Fast-forward 22 years later to when a real camping opportunity presented itself to me: I decided I should give it a real try and guess what? I had a great time!
But also guess what? Beyond thinking about how I might keep my insulin cool, I put very little thought into my diabetes before going on this camping trip. There was no logic behind this decision other than I decided to just wing it; after all, I’d only be gone for 2 nights.
My lack of careful planning caused me to experience a crash course in camping with diabetes. Here’s what I learned (and wished I’d considered before I left for the trip):
- Keeping insulin cool isn’t as simple as tossing it into a cooler filled with ice packs. The one part of my trip I assumed I didn’t have to overthink turned out to be not so simple. I thought ice packs would do a good job of keeping my insulin at the right temperature. What I did not think about was all the other food (raw meat, veggies, etc.) that had to stay cool, too – which meant that the ice packs were pulling double duty and not staying as cold as I thought they would. This problem was easily solved with the addition of bagged ice to our cooler, but that, in turn, created a smaller issue by getting my insulin carton wet (meaning I had to throw the packaging away when we returned home). Not a big deal, but next time I’ll definitely bring an extra plastic bag or something else to help keep my insulin vial and its protective carton dry in addition to cool.
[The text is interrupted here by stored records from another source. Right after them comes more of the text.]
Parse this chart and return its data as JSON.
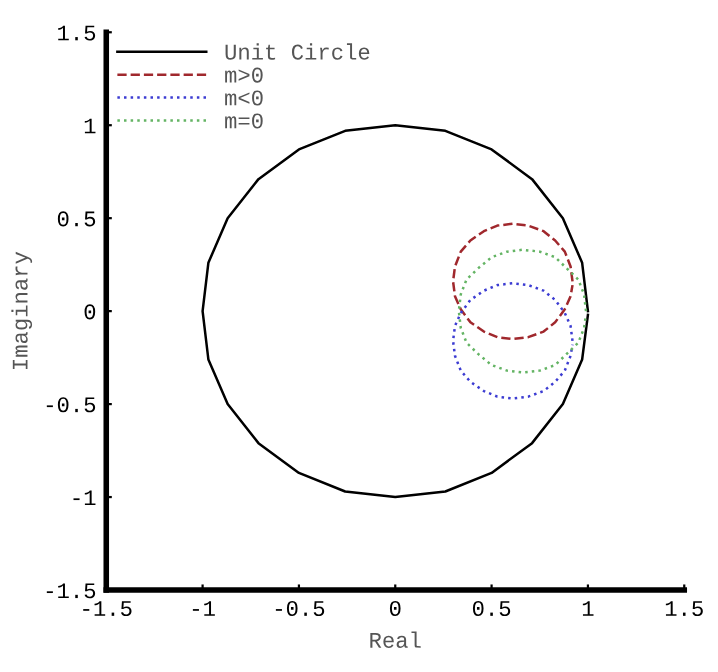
{
  "chart_data": {
    "type": "line",
    "xlabel": "Real",
    "ylabel": "Imaginary",
    "xlim": [
      -1.5,
      1.5
    ],
    "ylim": [
      -1.5,
      1.5
    ],
    "xticks": [
      {
        "value": -1.5,
        "label": "-1.5"
      },
      {
        "value": -1,
        "label": "-1"
      },
      {
        "value": -0.5,
        "label": "-0.5"
      },
      0,
      0.5,
      1,
      1.5
    ],
    "yticks": [
      {
        "value": -1.5,
        "label": "-1.5"
      },
      {
        "value": -1,
        "label": "-1"
      },
      {
        "value": -0.5,
        "label": "-0.5"
      },
      0,
      0.5,
      1,
      1.5
    ],
    "grid": false,
    "legend": "top left",
    "marker": "none",
    "series": [
      {
        "name": "Unit Circle",
        "color": "#000000",
        "line_style": "solid",
        "x": [
          1,
          0.97,
          0.87,
          0.71,
          0.5,
          0.26,
          0,
          -0.26,
          -0.5,
          -0.71,
          -0.87,
          -0.97,
          -1,
          -0.97,
          -0.87,
          -0.71,
          -0.5,
          -0.26,
          0,
          0.26,
          0.5,
          0.71,
          0.87,
          0.97,
          1
        ],
        "values": [
          0,
          0.26,
          0.5,
          0.71,
          0.87,
          0.97,
          1,
          0.97,
          0.87,
          0.71,
          0.5,
          0.26,
          0,
          -0.26,
          -0.5,
          -0.71,
          -0.87,
          -0.97,
          -1,
          -0.97,
          -0.87,
          -0.71,
          -0.5,
          -0.26,
          -0.02
        ]
      },
      {
        "name": "m>0",
        "color": "#a0282d",
        "line_style": "dashed",
        "x": [
          0.92,
          0.91,
          0.88,
          0.83,
          0.77,
          0.69,
          0.61,
          0.53,
          0.46,
          0.39,
          0.34,
          0.31,
          0.3,
          0.31,
          0.34,
          0.39,
          0.46,
          0.53,
          0.61,
          0.69,
          0.77,
          0.83,
          0.88,
          0.91,
          0.92
        ],
        "values": [
          0.16,
          0.24,
          0.32,
          0.38,
          0.43,
          0.46,
          0.47,
          0.46,
          0.43,
          0.38,
          0.32,
          0.24,
          0.16,
          0.08,
          0.01,
          -0.06,
          -0.11,
          -0.14,
          -0.15,
          -0.14,
          -0.11,
          -0.06,
          0.01,
          0.08,
          0.14
        ]
      },
      {
        "name": "m<0",
        "color": "#3c3cd2",
        "line_style": "dotted",
        "x": [
          0.92,
          0.91,
          0.88,
          0.83,
          0.77,
          0.69,
          0.61,
          0.53,
          0.46,
          0.39,
          0.34,
          0.31,
          0.3,
          0.31,
          0.34,
          0.39,
          0.46,
          0.53,
          0.61,
          0.69,
          0.77,
          0.83,
          0.88,
          0.91,
          0.92
        ],
        "values": [
          -0.16,
          -0.08,
          -0.01,
          0.06,
          0.11,
          0.14,
          0.15,
          0.14,
          0.11,
          0.06,
          -0.01,
          -0.08,
          -0.16,
          -0.24,
          -0.32,
          -0.38,
          -0.43,
          -0.46,
          -0.47,
          -0.46,
          -0.43,
          -0.38,
          -0.32,
          -0.24,
          -0.18
        ]
      },
      {
        "name": "m=0",
        "color": "#64b464",
        "line_style": "dotted",
        "x": [
          0.99,
          0.98,
          0.95,
          0.89,
          0.83,
          0.75,
          0.66,
          0.58,
          0.5,
          0.43,
          0.37,
          0.34,
          0.33,
          0.34,
          0.37,
          0.43,
          0.5,
          0.58,
          0.66,
          0.75,
          0.83,
          0.89,
          0.95,
          0.98,
          0.99
        ],
        "values": [
          0,
          0.09,
          0.17,
          0.23,
          0.29,
          0.32,
          0.33,
          0.32,
          0.29,
          0.23,
          0.17,
          0.09,
          0,
          -0.09,
          -0.17,
          -0.23,
          -0.29,
          -0.32,
          -0.33,
          -0.32,
          -0.29,
          -0.23,
          -0.17,
          -0.09,
          -0.02
        ]
      }
    ]
  }
}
- Setting up a campsite lowers blood sugar just as quickly as any other type of exercise. When we arrived to our campsite, it was around dinnertime on Friday evening, which meant we only had about an hour and a half before the sun started setting – so it was important that we prioritize setting up our tent instead of eating food. Hauling all of our stuff from the car, moving things around, blowing up our air mattress, and other steps taken in order to set up a cozy campsite meant a lot of physical steps taken, which lowered my blood sugar pretty quickly. Fortunately, I had plenty of snacks on hand, which leads to my next point…
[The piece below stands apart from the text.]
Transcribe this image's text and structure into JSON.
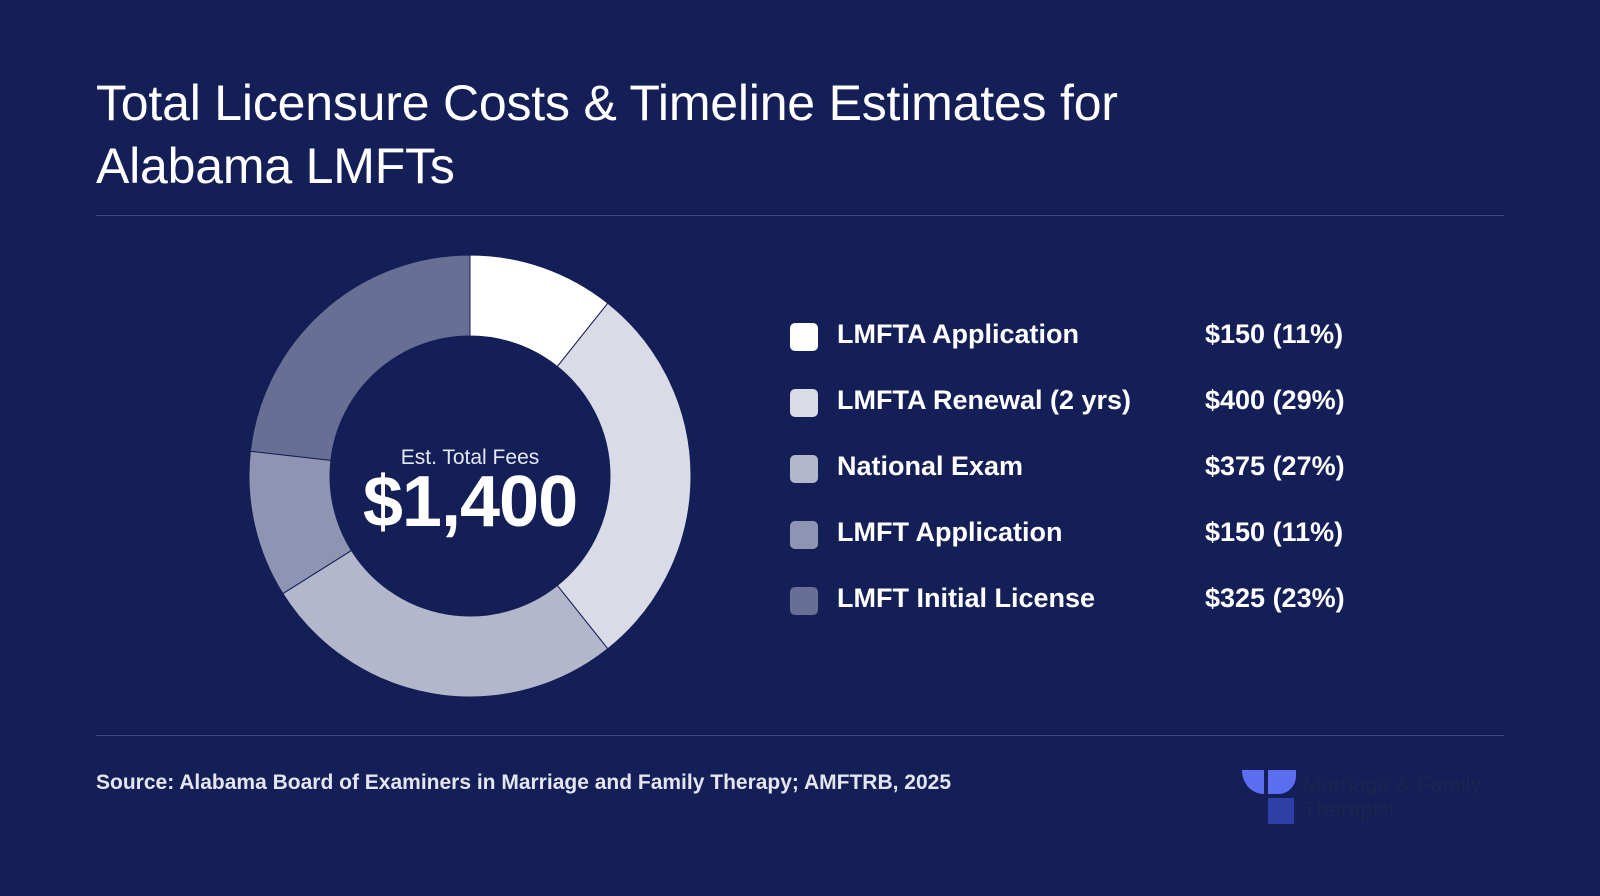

- Bringing tons of extra low snacks is a wise decision. I have my partner to thank for thinking to buy a package of gummies at the store (on top of s’more supplies and trail mix) that would help supplement the snacks that I’d already put in my backpack before we left for the trip. These gummies proved to be one of the best purchases of the weekend considering I had to eat three packs of them in the middle of the first night of our trip! It just goes to show that there’s no such thing as too many low blood sugar supplies.
- Pre-bolusing isn’t conducive to cooking over a campfire. I’ve gotten into the habit of pre-bolusing for my meals, which means that I take insulin somewhere between 15 and 30 minutes before I actually start eating. This was not something that would work out well when my meals were being cooked over a campfire because we had no clue when our food would be ready. Turns out, it takes a lot longer to cook a single burger over a fire than it does to cook a whole package of them on the grill! This wasn’t a huge deal – it really just meant that I experienced a couple more immediate blood sugar jumps than usual.
All in all, camping with diabetes turns out to be something that really doesn’t require that much extra prep or special considerations. While it undoubtedly would’ve made it easier to know these things beforehand, they’re also things that I only could’ve learned from going camping for real – not just out in the backyard.